Esta es la gran revolución del Evangelio: Dios no es un amo que exige, sino un Dios que ama sirviendo. Jesús rompe todas las imágenes religiosas de poder para revelarnos un Dios humilde, cercano, servidor.
La venida como ladrón: una sorpresa de amor
Y aún hay una imagen más desconcertante: Jesús compara su venida con la de un ladrón. Es una afirmación que puede incomodarnos, pero en la lógica del lenguaje bíblico no es contradictoria, sino complementaria. Sí, Dios respeta nuestra libertad. Nos deja hacer ese último gesto de abrir la puerta. Pero, al mismo tiempo, no nos abandona a nuestra suerte.
Dios viene también con audacia, como un ladrón, para salvarnos. Irrumpe en nuestra vida incluso cuando no lo esperamos, incluso cuando estamos dormidos o distraídos. Porque su amor no se resigna a nuestra indiferencia. Nos sorprende, nos despierta, nos toma por sorpresa, para arrancarnos del lugar donde estamos estancados.

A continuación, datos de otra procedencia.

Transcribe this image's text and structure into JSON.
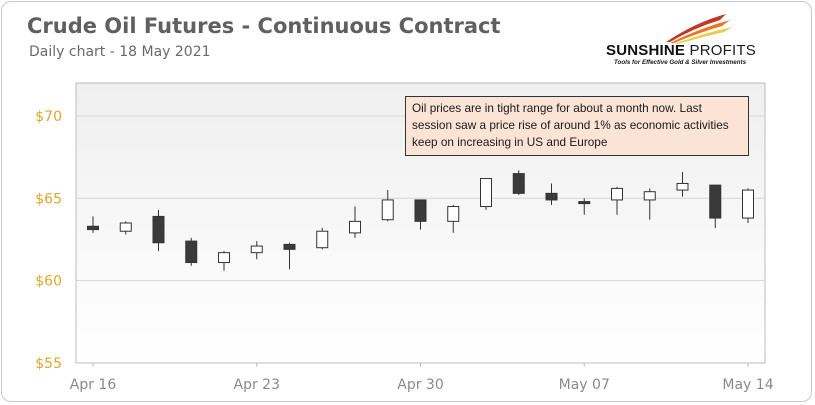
{
  "title": "Crude Oil Futures - Continuous Contract",
  "subtitle": "Daily chart - 18 May 2021",
  "logo": {
    "name_part1": "SUNSHINE",
    "name_part2": "PROFITS",
    "tagline": "Tools for Effective Gold & Silver Investments",
    "colors": [
      "#f2c94c",
      "#e87722",
      "#c0392b"
    ]
  },
  "annotation": "Oil prices are in tight range for about a month now. Last session saw a price rise of around 1% as economic activities keep on increasing in US and Europe",
  "chart_data": {
    "type": "candlestick",
    "title": "Crude Oil Futures - Continuous Contract",
    "subtitle": "Daily chart - 18 May 2021",
    "xlabel": "",
    "ylabel": "",
    "ylim": [
      55,
      72
    ],
    "yticks": [
      55,
      60,
      65,
      70
    ],
    "ytick_labels": [
      "$55",
      "$60",
      "$65",
      "$70"
    ],
    "xtick_labels": [
      "Apr 16",
      "Apr 23",
      "Apr 30",
      "May 07",
      "May 14"
    ],
    "xtick_dates": [
      "2021-04-16",
      "2021-04-23",
      "2021-04-30",
      "2021-05-07",
      "2021-05-14"
    ],
    "grid": true,
    "up_color": "#ffffff",
    "down_color": "#3a3a3a",
    "candles": [
      {
        "date": "2021-04-16",
        "open": 63.3,
        "high": 63.9,
        "low": 62.9,
        "close": 63.1
      },
      {
        "date": "2021-04-19",
        "open": 63.0,
        "high": 63.6,
        "low": 62.8,
        "close": 63.5
      },
      {
        "date": "2021-04-20",
        "open": 63.9,
        "high": 64.3,
        "low": 61.8,
        "close": 62.3
      },
      {
        "date": "2021-04-21",
        "open": 62.4,
        "high": 62.6,
        "low": 60.9,
        "close": 61.1
      },
      {
        "date": "2021-04-22",
        "open": 61.1,
        "high": 61.8,
        "low": 60.6,
        "close": 61.7
      },
      {
        "date": "2021-04-23",
        "open": 61.7,
        "high": 62.4,
        "low": 61.3,
        "close": 62.1
      },
      {
        "date": "2021-04-26",
        "open": 62.2,
        "high": 62.3,
        "low": 60.7,
        "close": 61.9
      },
      {
        "date": "2021-04-27",
        "open": 62.0,
        "high": 63.2,
        "low": 61.9,
        "close": 63.0
      },
      {
        "date": "2021-04-28",
        "open": 62.9,
        "high": 64.5,
        "low": 62.6,
        "close": 63.6
      },
      {
        "date": "2021-04-29",
        "open": 63.7,
        "high": 65.5,
        "low": 63.6,
        "close": 64.9
      },
      {
        "date": "2021-04-30",
        "open": 64.9,
        "high": 64.9,
        "low": 63.1,
        "close": 63.6
      },
      {
        "date": "2021-05-03",
        "open": 63.6,
        "high": 64.6,
        "low": 62.9,
        "close": 64.5
      },
      {
        "date": "2021-05-04",
        "open": 64.5,
        "high": 66.2,
        "low": 64.3,
        "close": 66.2
      },
      {
        "date": "2021-05-05",
        "open": 66.5,
        "high": 66.7,
        "low": 65.2,
        "close": 65.3
      },
      {
        "date": "2021-05-06",
        "open": 65.3,
        "high": 65.9,
        "low": 64.6,
        "close": 64.9
      },
      {
        "date": "2021-05-07",
        "open": 64.8,
        "high": 65.0,
        "low": 64.0,
        "close": 64.7
      },
      {
        "date": "2021-05-10",
        "open": 64.9,
        "high": 65.7,
        "low": 64.0,
        "close": 65.6
      },
      {
        "date": "2021-05-11",
        "open": 64.9,
        "high": 65.6,
        "low": 63.7,
        "close": 65.4
      },
      {
        "date": "2021-05-12",
        "open": 65.5,
        "high": 66.6,
        "low": 65.1,
        "close": 65.9
      },
      {
        "date": "2021-05-13",
        "open": 65.8,
        "high": 65.8,
        "low": 63.2,
        "close": 63.8
      },
      {
        "date": "2021-05-14",
        "open": 63.8,
        "high": 65.6,
        "low": 63.5,
        "close": 65.5
      }
    ]
  }
}
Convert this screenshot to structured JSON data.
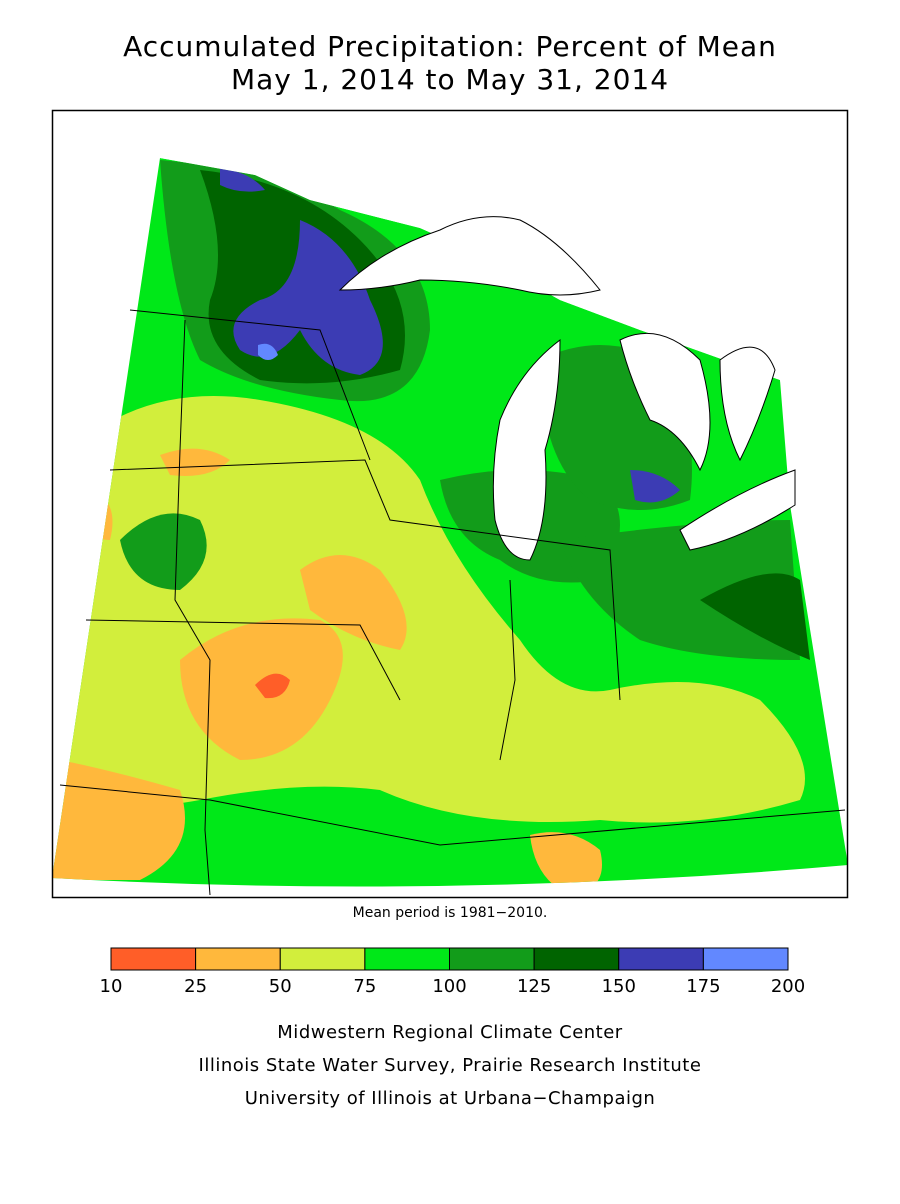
{
  "header": {
    "title": "Accumulated Precipitation: Percent of Mean",
    "subtitle": "May 1, 2014 to May 31, 2014"
  },
  "note": "Mean period is 1981−2010.",
  "legend": {
    "bins": [
      10,
      25,
      50,
      75,
      100,
      125,
      150,
      175,
      200
    ],
    "colors": [
      "#ff5e28",
      "#ffb83c",
      "#d2ee3c",
      "#00e818",
      "#129c1a",
      "#006400",
      "#3c3cb4",
      "#6288ff"
    ]
  },
  "footer": [
    "Midwestern Regional Climate Center",
    "Illinois State Water Survey, Prairie Research Institute",
    "University of Illinois at Urbana−Champaign"
  ]
}
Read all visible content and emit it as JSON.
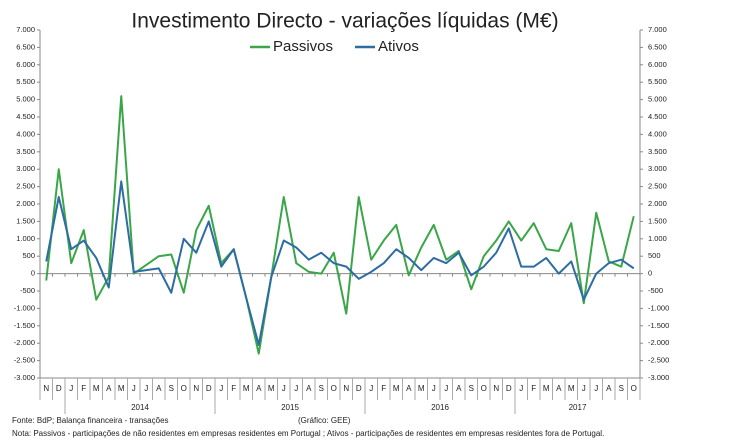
{
  "chart_data": {
    "type": "line",
    "title": "Investimento Directo - variações líquidas (M€)",
    "categories": [
      "N",
      "D",
      "J",
      "F",
      "M",
      "A",
      "M",
      "J",
      "J",
      "A",
      "S",
      "O",
      "N",
      "D",
      "J",
      "F",
      "M",
      "A",
      "M",
      "J",
      "J",
      "A",
      "S",
      "O",
      "N",
      "D",
      "J",
      "F",
      "M",
      "A",
      "M",
      "J",
      "J",
      "A",
      "S",
      "O",
      "N",
      "D",
      "J",
      "F",
      "M",
      "A",
      "M",
      "J",
      "J",
      "A",
      "S",
      "O"
    ],
    "years": [
      "2014",
      "2015",
      "2016",
      "2017"
    ],
    "series": [
      {
        "name": "Passivos",
        "color": "#3aa648",
        "values": [
          -200,
          3000,
          300,
          1250,
          -750,
          -100,
          5100,
          0,
          250,
          500,
          550,
          -550,
          1250,
          1950,
          300,
          700,
          -700,
          -2300,
          -100,
          2200,
          300,
          50,
          0,
          600,
          -1150,
          2200,
          400,
          950,
          1400,
          -50,
          750,
          1400,
          400,
          650,
          -450,
          500,
          950,
          1500,
          950,
          1450,
          700,
          650,
          1450,
          -850,
          1750,
          350,
          200,
          1650
        ]
      },
      {
        "name": "Ativos",
        "color": "#2e6ca4",
        "values": [
          350,
          2200,
          700,
          950,
          450,
          -400,
          2650,
          50,
          100,
          150,
          -550,
          1000,
          600,
          1500,
          200,
          700,
          -700,
          -2050,
          -100,
          950,
          750,
          400,
          600,
          300,
          200,
          -150,
          50,
          300,
          700,
          450,
          100,
          450,
          300,
          600,
          -50,
          200,
          600,
          1300,
          200,
          200,
          450,
          0,
          350,
          -750,
          0,
          300,
          400,
          150
        ]
      }
    ],
    "ylim": [
      -3000,
      7000
    ],
    "yticks": [
      {
        "value": -3000,
        "label": "-3.000"
      },
      {
        "value": -2500,
        "label": "-2.500"
      },
      {
        "value": -2000,
        "label": "-2.000"
      },
      {
        "value": -1500,
        "label": "-1.500"
      },
      {
        "value": -1000,
        "label": "-1.000"
      },
      -500,
      0,
      500,
      {
        "value": 1000,
        "label": "1.000"
      },
      {
        "value": 1500,
        "label": "1.500"
      },
      {
        "value": 2000,
        "label": "2.000"
      },
      {
        "value": 2500,
        "label": "2.500"
      },
      {
        "value": 3000,
        "label": "3.000"
      },
      {
        "value": 3500,
        "label": "3.500"
      },
      {
        "value": 4000,
        "label": "4.000"
      },
      {
        "value": 4500,
        "label": "4.500"
      },
      {
        "value": 5000,
        "label": "5.000"
      },
      {
        "value": 5500,
        "label": "5.500"
      },
      {
        "value": 6000,
        "label": "6.000"
      },
      {
        "value": 6500,
        "label": "6.500"
      },
      {
        "value": 7000,
        "label": "7.000"
      }
    ],
    "y2lim": [
      -3000,
      7000
    ],
    "y2ticks": [
      {
        "value": -3000,
        "label": "-3.000"
      },
      {
        "value": -2500,
        "label": "-2.500"
      },
      {
        "value": -2000,
        "label": "-2.000"
      },
      {
        "value": -1500,
        "label": "-1.500"
      },
      {
        "value": -1000,
        "label": "-1.000"
      },
      -500,
      0,
      500,
      {
        "value": 1000,
        "label": "1.000"
      },
      {
        "value": 1500,
        "label": "1.500"
      },
      {
        "value": 2000,
        "label": "2.000"
      },
      {
        "value": 2500,
        "label": "2.500"
      },
      {
        "value": 3000,
        "label": "3.000"
      },
      {
        "value": 3500,
        "label": "3.500"
      },
      {
        "value": 4000,
        "label": "4.000"
      },
      {
        "value": 4500,
        "label": "4.500"
      },
      {
        "value": 5000,
        "label": "5.000"
      },
      {
        "value": 5500,
        "label": "5.500"
      },
      {
        "value": 6000,
        "label": "6.000"
      },
      {
        "value": 6500,
        "label": "6.500"
      },
      {
        "value": 7000,
        "label": "7.000"
      }
    ],
    "source": "Fonte: BdP; Balança financeira - transações",
    "credit": "(Gráfico: GEE)",
    "note": "Nota: Passivos - participações de não residentes em empresas residentes em Portugal ; Ativos - participações de residentes em empresas residentes fora de Portugal."
  }
}
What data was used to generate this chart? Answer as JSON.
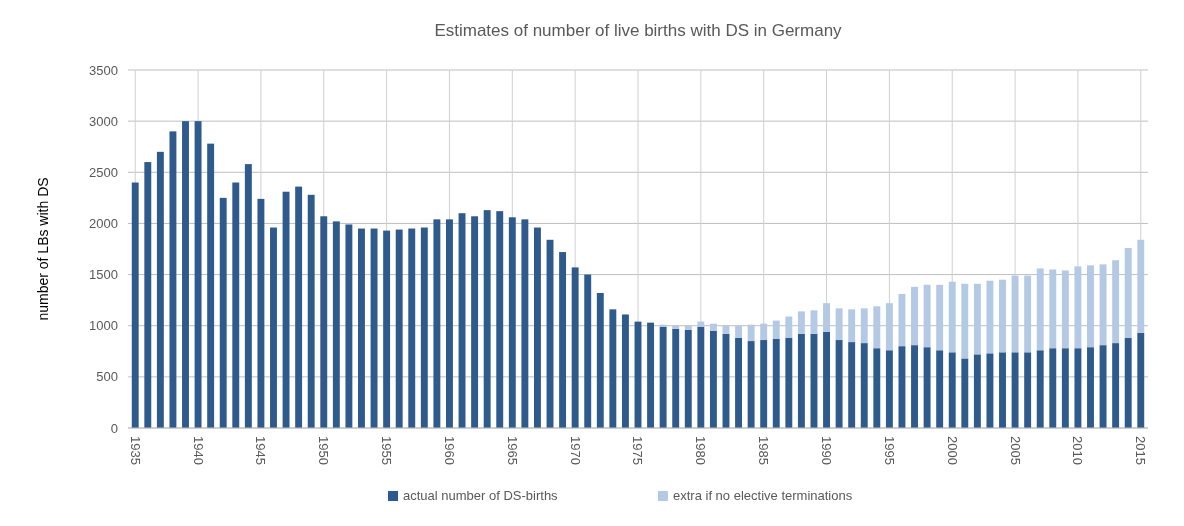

Una espera vigilante y amorosa
Por eso, nuestra vida está llamada a ser una espera activa, vigilante, amorosa. Una espera no de temor, sino de deseo. Una espera en la que el corazón se mantiene despierto, porque no ha perdido la esperanza.
Que este Evangelio nos ayude a vivir con las cinturas ceñidas y las lámparas encendidas. Que sepamos esperar al Señor, no con ansiedad, sino con confianza. Que sepamos reconocer su voz, aunque llegue como un susurro o como un golpe inesperado. Que no dejemos apagar la lámpara de la fe. Y, sobre todo, que nunca olvidemos que el Dios en quien creemos es Aquel que se hace siervo, que entra en nuestra casa y transforma nuestra vida en un banquete de amor.